When I left the independent hog business under- more or less on my own terms- I had opportunites to do the same and took a pass on it. It has turned out better for those who did primarily because of the reset in nutrient value, good for them. Honestly.
If there was to be some form of extreme duress for the hog monopolists, be it from disease or economic circumstances, I do strongly oppose the use of public resources to support them or their contractors. But hey, I also oppose land subsidies and look how far that got, so I wouldn't worry about it in the least. If some corportions show up with some folks in bib overalls who are "family farmers" it is probably a done deal.
How three different strains arrive and start to wreak havoc all at the same time is what stymies me. It sounds like a form of agriterrorism to me. It did the first time I heard about the disease, and it sounds even moreso as time goes on.
So far, the onky biosecurity breach we have dealt with was that some dummy up the company ladder, who sent one of his underlings in here. They have a contractual right to come, but the guy bypassed two big red signs and the required entry interview, which they all knew he was supposed to call one of the pisted cell phine numbers, wait for one of us, and complete.
How we are supposed to protect the herd here, given that kind of stupidity, escapes me.
Can't say the thought of intentional human action being the cause didn't occur to me also.
Although while the remant in the livestock industry is untra-paranoid about greenies you'd also have to look at people with the potential for financial gain.
Once upon a time, not so long ago, our nation was organized around the principle of opposition to a very powerful enemy that just happened to have a vast biological weapons capability. In that time there was a modest ongoing effort in small corners of the traditional national security establishment to keep tabs on strategic vulnerability of the food supply.
That enemy went away and we maybe more or less cleaned up most of their bioweapons capacity. But then there was a biological attack on the nation with anthrax that turned out to have originated in a U.S. Army bioweapons lab.
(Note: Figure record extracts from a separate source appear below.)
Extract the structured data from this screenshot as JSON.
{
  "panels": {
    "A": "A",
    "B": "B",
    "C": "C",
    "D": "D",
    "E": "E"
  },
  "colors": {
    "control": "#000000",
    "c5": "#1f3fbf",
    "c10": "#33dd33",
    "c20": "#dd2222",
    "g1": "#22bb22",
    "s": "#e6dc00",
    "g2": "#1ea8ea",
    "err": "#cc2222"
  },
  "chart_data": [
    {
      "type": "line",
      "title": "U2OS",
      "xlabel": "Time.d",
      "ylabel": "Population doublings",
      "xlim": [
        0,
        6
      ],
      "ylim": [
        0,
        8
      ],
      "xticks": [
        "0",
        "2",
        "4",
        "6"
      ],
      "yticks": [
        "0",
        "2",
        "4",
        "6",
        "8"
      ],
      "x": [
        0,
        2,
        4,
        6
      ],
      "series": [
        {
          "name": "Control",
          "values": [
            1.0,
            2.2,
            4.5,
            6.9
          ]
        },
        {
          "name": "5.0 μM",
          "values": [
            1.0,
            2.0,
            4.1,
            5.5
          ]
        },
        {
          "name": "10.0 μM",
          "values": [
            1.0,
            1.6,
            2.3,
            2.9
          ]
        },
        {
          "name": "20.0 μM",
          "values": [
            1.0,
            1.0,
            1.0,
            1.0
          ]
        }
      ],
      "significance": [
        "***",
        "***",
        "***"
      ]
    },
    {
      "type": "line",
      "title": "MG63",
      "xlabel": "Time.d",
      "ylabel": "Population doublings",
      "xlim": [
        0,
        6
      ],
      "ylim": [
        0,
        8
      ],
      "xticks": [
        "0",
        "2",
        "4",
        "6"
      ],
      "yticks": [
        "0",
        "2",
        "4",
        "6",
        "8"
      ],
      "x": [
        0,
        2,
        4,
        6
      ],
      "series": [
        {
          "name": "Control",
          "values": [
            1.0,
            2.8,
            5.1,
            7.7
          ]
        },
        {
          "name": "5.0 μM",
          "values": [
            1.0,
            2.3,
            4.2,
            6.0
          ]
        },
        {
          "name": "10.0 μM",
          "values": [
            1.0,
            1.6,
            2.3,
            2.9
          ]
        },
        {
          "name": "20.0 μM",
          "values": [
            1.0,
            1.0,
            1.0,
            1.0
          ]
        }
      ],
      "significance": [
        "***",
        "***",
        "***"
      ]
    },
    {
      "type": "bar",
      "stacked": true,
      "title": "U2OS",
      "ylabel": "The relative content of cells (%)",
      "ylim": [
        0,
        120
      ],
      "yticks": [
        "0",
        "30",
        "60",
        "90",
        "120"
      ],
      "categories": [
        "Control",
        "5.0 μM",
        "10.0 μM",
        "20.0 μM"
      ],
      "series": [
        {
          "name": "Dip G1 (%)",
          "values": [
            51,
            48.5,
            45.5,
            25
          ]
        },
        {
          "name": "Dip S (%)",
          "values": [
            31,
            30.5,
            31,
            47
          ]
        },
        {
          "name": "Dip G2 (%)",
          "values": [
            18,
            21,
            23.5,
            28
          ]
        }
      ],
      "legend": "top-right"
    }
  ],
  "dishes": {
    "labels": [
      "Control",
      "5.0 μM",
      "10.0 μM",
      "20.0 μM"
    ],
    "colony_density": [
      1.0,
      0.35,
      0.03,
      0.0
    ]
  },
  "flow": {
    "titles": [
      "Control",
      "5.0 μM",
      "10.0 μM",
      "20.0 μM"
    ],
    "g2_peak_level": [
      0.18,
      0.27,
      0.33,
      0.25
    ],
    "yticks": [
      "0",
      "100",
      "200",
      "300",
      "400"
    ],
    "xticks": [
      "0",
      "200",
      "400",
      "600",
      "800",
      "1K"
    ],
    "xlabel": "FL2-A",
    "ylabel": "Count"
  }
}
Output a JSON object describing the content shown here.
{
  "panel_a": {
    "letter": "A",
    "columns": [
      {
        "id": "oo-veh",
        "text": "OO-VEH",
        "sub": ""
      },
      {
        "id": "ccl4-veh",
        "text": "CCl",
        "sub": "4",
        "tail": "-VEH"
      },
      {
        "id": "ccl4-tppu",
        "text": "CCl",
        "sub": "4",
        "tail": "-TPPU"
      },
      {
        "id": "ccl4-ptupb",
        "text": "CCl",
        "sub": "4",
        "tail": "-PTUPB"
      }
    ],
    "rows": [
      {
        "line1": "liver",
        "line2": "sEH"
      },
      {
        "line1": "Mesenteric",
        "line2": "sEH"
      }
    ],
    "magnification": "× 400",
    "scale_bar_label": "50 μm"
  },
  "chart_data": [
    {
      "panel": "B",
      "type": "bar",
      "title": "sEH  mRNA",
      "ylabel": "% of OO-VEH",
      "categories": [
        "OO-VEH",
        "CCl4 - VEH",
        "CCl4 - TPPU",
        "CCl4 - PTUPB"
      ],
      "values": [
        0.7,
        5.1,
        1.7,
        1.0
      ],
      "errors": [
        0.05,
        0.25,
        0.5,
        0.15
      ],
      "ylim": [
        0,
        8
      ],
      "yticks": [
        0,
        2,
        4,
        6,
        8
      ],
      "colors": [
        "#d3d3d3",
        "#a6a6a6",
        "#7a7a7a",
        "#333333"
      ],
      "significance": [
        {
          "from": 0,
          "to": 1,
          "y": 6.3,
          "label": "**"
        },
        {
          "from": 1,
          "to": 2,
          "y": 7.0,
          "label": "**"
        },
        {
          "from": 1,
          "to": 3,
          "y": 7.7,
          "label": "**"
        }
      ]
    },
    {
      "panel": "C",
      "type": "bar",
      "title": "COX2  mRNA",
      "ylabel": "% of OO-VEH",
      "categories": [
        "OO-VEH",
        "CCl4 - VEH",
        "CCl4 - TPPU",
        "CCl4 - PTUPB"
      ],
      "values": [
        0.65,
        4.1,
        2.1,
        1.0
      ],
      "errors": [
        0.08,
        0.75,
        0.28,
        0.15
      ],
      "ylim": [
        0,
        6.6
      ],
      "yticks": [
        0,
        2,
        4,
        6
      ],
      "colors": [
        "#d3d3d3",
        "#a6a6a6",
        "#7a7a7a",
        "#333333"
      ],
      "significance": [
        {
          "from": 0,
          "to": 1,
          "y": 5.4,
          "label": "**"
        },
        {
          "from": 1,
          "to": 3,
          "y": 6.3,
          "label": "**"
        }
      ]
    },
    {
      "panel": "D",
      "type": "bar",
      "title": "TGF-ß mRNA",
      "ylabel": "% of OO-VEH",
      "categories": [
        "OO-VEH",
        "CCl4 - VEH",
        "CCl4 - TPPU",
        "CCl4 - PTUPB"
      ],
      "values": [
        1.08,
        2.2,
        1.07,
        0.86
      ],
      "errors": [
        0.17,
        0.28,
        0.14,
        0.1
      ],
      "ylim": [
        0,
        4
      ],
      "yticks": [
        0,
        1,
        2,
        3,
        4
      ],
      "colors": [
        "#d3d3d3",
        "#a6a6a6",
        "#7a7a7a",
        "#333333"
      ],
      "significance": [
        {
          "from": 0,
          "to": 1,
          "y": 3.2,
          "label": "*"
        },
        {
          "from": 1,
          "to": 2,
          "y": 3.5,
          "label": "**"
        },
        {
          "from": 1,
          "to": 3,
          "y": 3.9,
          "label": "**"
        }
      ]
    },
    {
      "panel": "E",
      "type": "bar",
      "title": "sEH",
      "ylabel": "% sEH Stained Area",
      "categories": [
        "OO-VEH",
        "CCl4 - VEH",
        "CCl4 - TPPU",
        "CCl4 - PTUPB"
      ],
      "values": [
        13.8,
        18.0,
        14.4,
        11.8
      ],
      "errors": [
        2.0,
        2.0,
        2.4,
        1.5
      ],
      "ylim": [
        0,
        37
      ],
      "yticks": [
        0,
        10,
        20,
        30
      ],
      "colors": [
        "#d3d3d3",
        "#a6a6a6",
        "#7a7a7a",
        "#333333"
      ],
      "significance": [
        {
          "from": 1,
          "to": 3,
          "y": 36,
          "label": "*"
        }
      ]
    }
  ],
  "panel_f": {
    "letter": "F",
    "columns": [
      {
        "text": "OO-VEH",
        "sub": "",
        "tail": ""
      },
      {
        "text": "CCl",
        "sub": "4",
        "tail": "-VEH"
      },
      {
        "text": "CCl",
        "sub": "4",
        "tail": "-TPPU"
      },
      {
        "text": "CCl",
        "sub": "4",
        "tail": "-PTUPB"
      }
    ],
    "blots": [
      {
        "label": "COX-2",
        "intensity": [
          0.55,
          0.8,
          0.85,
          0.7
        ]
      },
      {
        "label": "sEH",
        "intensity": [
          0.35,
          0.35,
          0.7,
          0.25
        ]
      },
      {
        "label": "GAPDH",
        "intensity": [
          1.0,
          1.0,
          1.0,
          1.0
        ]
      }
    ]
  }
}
The FBI chased one guy for years and ended up paying him a multi-million $ settlement for defamation of character. Then they landed on another creepy dude who committed suicide and they closed the case. FWIW, the National Academy of Sciences says that the scientific case for that conclusion wasn't made (just another conspiracy among scientists).
So anyway, we spent $ billions of DHS pork barrel payola to pass around to states, universities and the USDA because we suddenly had huge, I'm telling you, huge exposure to bio and agro-terrorism.
Which all just makes me feel slighted because back in the day when we had a diverse food production system with a multitude of producers- and had a real enemy with very real capabilities- nobody much cared about us (and there wasn't the degree of exposure, because of the aforementioned facts). But when you've thrown a few tens of $billions around to combat a problem that barely exists, it now officially exists.
So we have, as I said, vast pork barrel spending, agro-terrorism laws, ag gag laws and a whole host of abominations which are necessary becasue as we all know, we're much more efficient now and all reaping the benefits.
Anyway, that's why I haven't signed up for any Speak Up for Agriculture contests lately.
Consider that every nut job in the world has been handed a map to your family farm's gate. It doesn't matter a tinker's **bleep** whose pufs, chickens etc., that you raise. It is still your private property. It is still your family that is being placed at risk.